Before the state parks 2016 centennial began, rangers and staff across the system were given specially designed centennial lapel pins to wear and were invited to selectively give the pins to park visitors as a token of appreciation. Both visitors and staff were asked to share interesting stories that came from those exchanges. Here are just a few of the stories.
Rangers Kevin Bischof and Jamie Cameron at Lake James State Park used the occasion of a canoe excursion to engage a special group of visitors with pins. “The group of paddlers we were leading was from Grace Ridge Retirement Village,” Bischof said. “A group of 13 paddlers set out with Ranger Cameron and I. And, different from our normal canoe programs with school-age kids, not one complaint. On this day, and this trip, we had the privilege to paddle with several of the oldest paddlers we have ever paddled with. In fact, one boat was paddled by the two oldest paddlers in the group – one at 89 years of age, and the second, Marcie, at 94. One boat, 183 years of life experience.”
“At one point, I heard Marcie reference the j-stroke, a common paddle stroke in canoeing. In response to a compliment I gave her on her knowledge of canoeing, she gave me a smile and simply stated, ‘I took a canoe class in college. Of course that was in 1940.’ Experiences like these are why I became a park ranger. Marcie is what all of us hope to be at her age, active and adventurous and still enjoying our natural world. And of course, still enjoying our North Carolina state parks.”

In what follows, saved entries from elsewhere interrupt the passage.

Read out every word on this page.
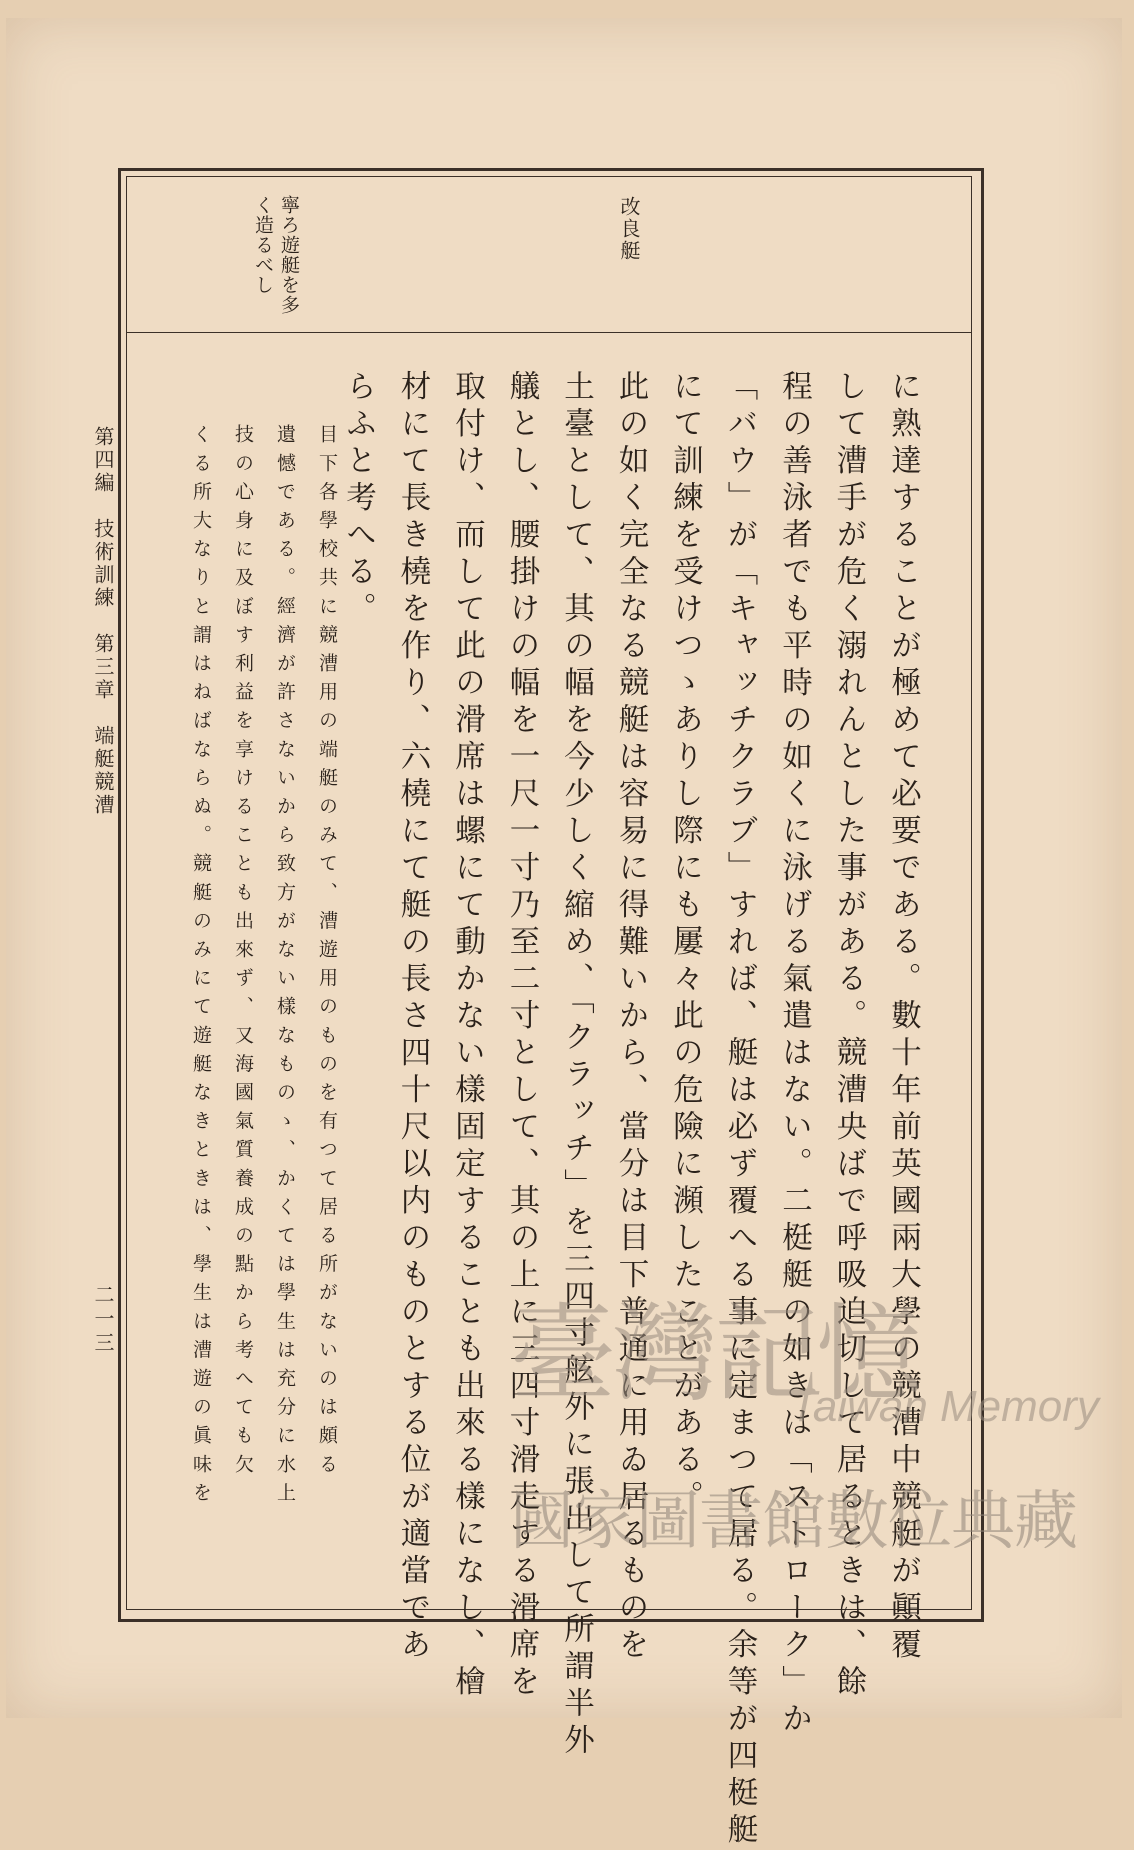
寧ろ遊艇を多

く造るべし	改良艇

に熟達することが極めて必要である。數十年前英國兩大學の競漕中競艇が顚覆

して漕手が危く溺れんとした事がある。競漕央ばで呼吸迫切して居るときは、餘

程の善泳者でも平時の如くに泳げる氣遣はない。二梃艇の如きは「ストローク」か

「バウ」が「キャッチクラブ」すれば、艇は必ず覆へる事に定まつて居る。余等が四梃艇

にて訓練を受けつゝありし際にも屢々此の危險に瀕したことがある。

此の如く完全なる競艇は容易に得難いから、當分は目下普通に用ゐ居るものを

土臺として、其の幅を今少しく縮め、「クラッチ」を三四寸舷外に張出して所謂半外

艤とし、腰掛けの幅を一尺一寸乃至二寸として、其の上に三四寸滑走する滑席を

取付け、而して此の滑席は螺にて動かない樣固定することも出來る樣になし、檜

材にて長き橈を作り、六橈にて艇の長さ四十尺以内のものとする位が適當であ

らふと考へる。

目下各學校共に競漕用の端艇のみて、漕遊用のものを有つて居る所がないのは頗る

遺憾である。經濟が許さないから致方がない樣なものゝ、かくては學生は充分に水上

技の心身に及ぼす利益を享けることも出來ず、又海國氣質養成の點から考へても欠

くる所大なりと謂はねばならぬ。競艇のみにて遊艇なきときは、學生は漕遊の眞味を

第四編　技術訓練　第三章　端艇競漕

二一三	臺灣記憶
Taiwan Memory
國家圖書館數位典藏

Brian Bockhahn, an education specialist, gave a pin to retired U.S. Army Ranger Col. Paul Sharf. An avid birder, bug lover and photographer living at Lake Gaston, Sharf regularly birded at Medoc Mountain State Park and became involved in bioblitzes and national moth nights. Now one of the leading insect experts in the state, he plays a vital role in identification and documentation with amazing macro-photography, and helps with public programming and workshops.
When given a centennial pin and asked what state parks meant to him, Sharf said, “I have been birdwatching in dozens of other countries, and enjoy the level of protection and diversity that North Carolina state parks have to offer. At bioblitzes and moth nights I enjoy being with different taxon experts, all passionate about their fields, and I really enjoy being with all the uniformed park rangers and hearing their ‘war stories’ about park life! It takes me back to my days in the military.”
Stacey Adams, an office assistant at Crowders Mountain State Park, presented pins to Rebecca Messer and her father Greg Messer. They were on a week-long state park adventure with plans to camp, canoe and complete a Junior Ranger program at five parks – Crowders Mountain, South Mountains, Lake James, Mount Mitchell and New River. “This trip marked the end of Greg and Rebecca’s five-year journey to complete a Junior Ranger program at 26 North Carolina state parks,” Adams said.
The very first pin was given out on Earth Day, 2015 to Amanda, a Certified Plant Professional from Durham. Sean Higgins, who leads the parks system’s interpretive and education section, said Amanda’s expertise was invaluable in helping park volunteers establish a native plant meadow on the Dragonfly Trail at the new visitor center in Lake Norman State Park. In the weeks after Earth Day, she returned to the park to check on the plantings and donate additional plants.